2007-08-03 17:45 (UTC)
by [identity profile] kinzel.livejournal.com
Want to drop me a good address and I'll pop a few i nthe mail?

Thanks!

Re: If I haven't mentioned it...

2007-08-04 06:16 (UTC)
by [identity profile] alfreda89.livejournal.com
Just dropped!

And now, Zzzzz

Flyers

2007-08-02 15:33 (UTC)
by [identity profile] missingvolume.livejournal.com
Just slip some in my next order since you seem to have Dragoncon covered. I'll be at Necronomicon and WFC in the next few months.

Fledgling chapters

2007-08-02 15:47 (UTC)
by (Anonymous)
If Fledgling is going to be 45-50 chapters and our donations only covered 30-some, why not revert to the original rules and ask for donations again when you get to that point? It made sense to close the kitty when you weren't sure of the number of chapters - it might allow you to both slow down the process a little and be paid for your work.

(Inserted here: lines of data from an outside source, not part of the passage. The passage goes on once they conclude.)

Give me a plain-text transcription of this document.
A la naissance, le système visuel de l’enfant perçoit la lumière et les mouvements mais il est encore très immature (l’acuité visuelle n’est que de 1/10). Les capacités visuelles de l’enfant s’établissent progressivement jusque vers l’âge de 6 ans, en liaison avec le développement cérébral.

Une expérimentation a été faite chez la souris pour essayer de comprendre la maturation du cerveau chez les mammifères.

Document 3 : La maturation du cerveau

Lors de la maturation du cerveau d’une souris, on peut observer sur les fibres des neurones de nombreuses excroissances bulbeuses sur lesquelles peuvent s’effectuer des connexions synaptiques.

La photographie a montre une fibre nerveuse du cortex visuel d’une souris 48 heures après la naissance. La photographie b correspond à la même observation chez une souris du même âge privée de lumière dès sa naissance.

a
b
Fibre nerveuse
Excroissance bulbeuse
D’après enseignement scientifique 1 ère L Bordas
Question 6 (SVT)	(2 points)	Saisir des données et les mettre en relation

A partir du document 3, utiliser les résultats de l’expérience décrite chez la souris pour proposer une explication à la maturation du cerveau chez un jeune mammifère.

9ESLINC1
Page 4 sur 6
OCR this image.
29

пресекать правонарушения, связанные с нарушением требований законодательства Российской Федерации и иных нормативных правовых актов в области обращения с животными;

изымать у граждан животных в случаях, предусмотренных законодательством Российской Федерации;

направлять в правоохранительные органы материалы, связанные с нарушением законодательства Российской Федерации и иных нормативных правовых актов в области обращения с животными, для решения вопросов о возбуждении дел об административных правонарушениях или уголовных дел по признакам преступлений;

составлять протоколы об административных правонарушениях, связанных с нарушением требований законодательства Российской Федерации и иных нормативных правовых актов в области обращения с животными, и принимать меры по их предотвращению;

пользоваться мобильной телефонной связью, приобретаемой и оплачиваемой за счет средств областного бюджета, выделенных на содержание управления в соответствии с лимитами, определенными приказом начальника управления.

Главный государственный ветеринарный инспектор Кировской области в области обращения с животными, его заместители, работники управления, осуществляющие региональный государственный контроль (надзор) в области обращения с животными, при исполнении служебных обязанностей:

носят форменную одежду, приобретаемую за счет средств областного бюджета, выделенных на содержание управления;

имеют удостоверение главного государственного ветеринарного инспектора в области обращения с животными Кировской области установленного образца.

I suggest this as a regular Fledgling reader who misses my fix but wants our authors to be happy, well paid, etc.

And who is Myles? I'm going to NASFIC (last minute decision) and would certainly go to a Friends of Liad event. I assume there will be bulletin boards or other processes to notify people.

B. O'Brien

Re: Fledgling chapters

2007-08-02 22:18 (UTC)
by [identity profile] kinzel.livejournal.com
We are very much in the midst of some other stuff right now. Come chapter 30 we'll have a better idea of timing, and necessity.